• CROWD CONTROL: Portland rapper Illmaculate stormed out of his own headlining show March 1 at the Blue Monk in Southeast Portland in protest over police presence at the gig. Officers, including members of the gang enforcement team, converged on the Belmont Street club after a call from the fire marshal reporting the venue was overcrowded. Police blocked off the street and barred attendees, including members of Illmaculate’s entourage, from re-entering the venue, while about a dozen officers entered the club, taking photos and “creating an atmosphere of tension,” Illmaculate—whose real name is Gregory Poe—tells WW. After opening sets from Luck-One and Mikey Vegaz, Poe took the stage to announce he would not perform. According to the police report of the incident, officers estimated the venue was over capacity by approximately 35 occupants and stated that “our goal was to merely get the basement crowd to a safe number,” not shut down the show. Later, Poe declared on Twitter that he “will not perform in this city” as long as “black culture” is a target of law enforcement.

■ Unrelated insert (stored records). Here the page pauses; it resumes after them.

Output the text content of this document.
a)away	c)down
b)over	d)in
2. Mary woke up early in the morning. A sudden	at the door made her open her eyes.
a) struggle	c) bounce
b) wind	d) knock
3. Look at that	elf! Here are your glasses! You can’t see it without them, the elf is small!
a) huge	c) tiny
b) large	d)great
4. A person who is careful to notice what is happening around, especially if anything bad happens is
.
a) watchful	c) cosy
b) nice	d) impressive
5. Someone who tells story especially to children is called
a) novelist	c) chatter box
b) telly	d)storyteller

  • BELLY UP: North Portland bar the Foggy Notion will be on the small screen this summer. The Lombard Street dive was the site of a television shoot March 2. The owners are under a confidentiality agreement to not reveal the name of the TV show, but sources outside the bar told WW that it’s Belly Up!, the Cooking Channel show that reinvents bar-food menus. “If people come to the bar, they will see that changes were made, but we are under strict confidentiality agreement not to talk about what they are or why they were made,” says co-owner Kevin Scullin. He also asked Foggy Notion patrons not to badger the bar staff, which has been instructed not to comment when asked about the TV show.
  • NEW MILLENNIUM: Music Millennium, the long-standing East Burnside Street record store, is planning a remodel to give the 45-year-old institution a new cafe. The store is running a Kickstarter campaign to raise funds to install a coffee, beer and wine bar in the shop, and much of the $60,000 fundraising effort will go toward repairing the leaky roof. If the campaign is successful, construction is scheduled to begin in May and be completed by the end of summer. “It’s been very humbling to see the outreach and support in the community,” says owner Terry Currier. “It’s been an amazing first four days.”
  • SEATTLE STRIKES BACK: Portland’s reputation as the best coffee city in the country may be in jeopardy, after our baristas failed to take home a single title at the North West Regional Barista Competition and Brewers Cup on Feb. 23. More embarrassingly, both contests were dominated by Washington baristas. The best Portland performer was Corey Critchfield from Case Study Coffee, who placed third in the barista competition, behind two Seattle competitors. In the Brewers Cup, no Portland barista reached the final round, though the Beaver State was at least represented by Lisa Halcom from Gladstone’s Happyrock Coffee, who placed sixth. The results may say more about our caffeine slingers’ thriftiness than talent, however: The annual regional competition had previously been held in Tacoma, but this year it was run in conjunction with the South West Regional as part of a larger event called Big Western, held in Los Angeles.
CORRECTION: The published version this piece incorrectly referred to Gregory Poe as being African-American. Willamette Week regrets the error.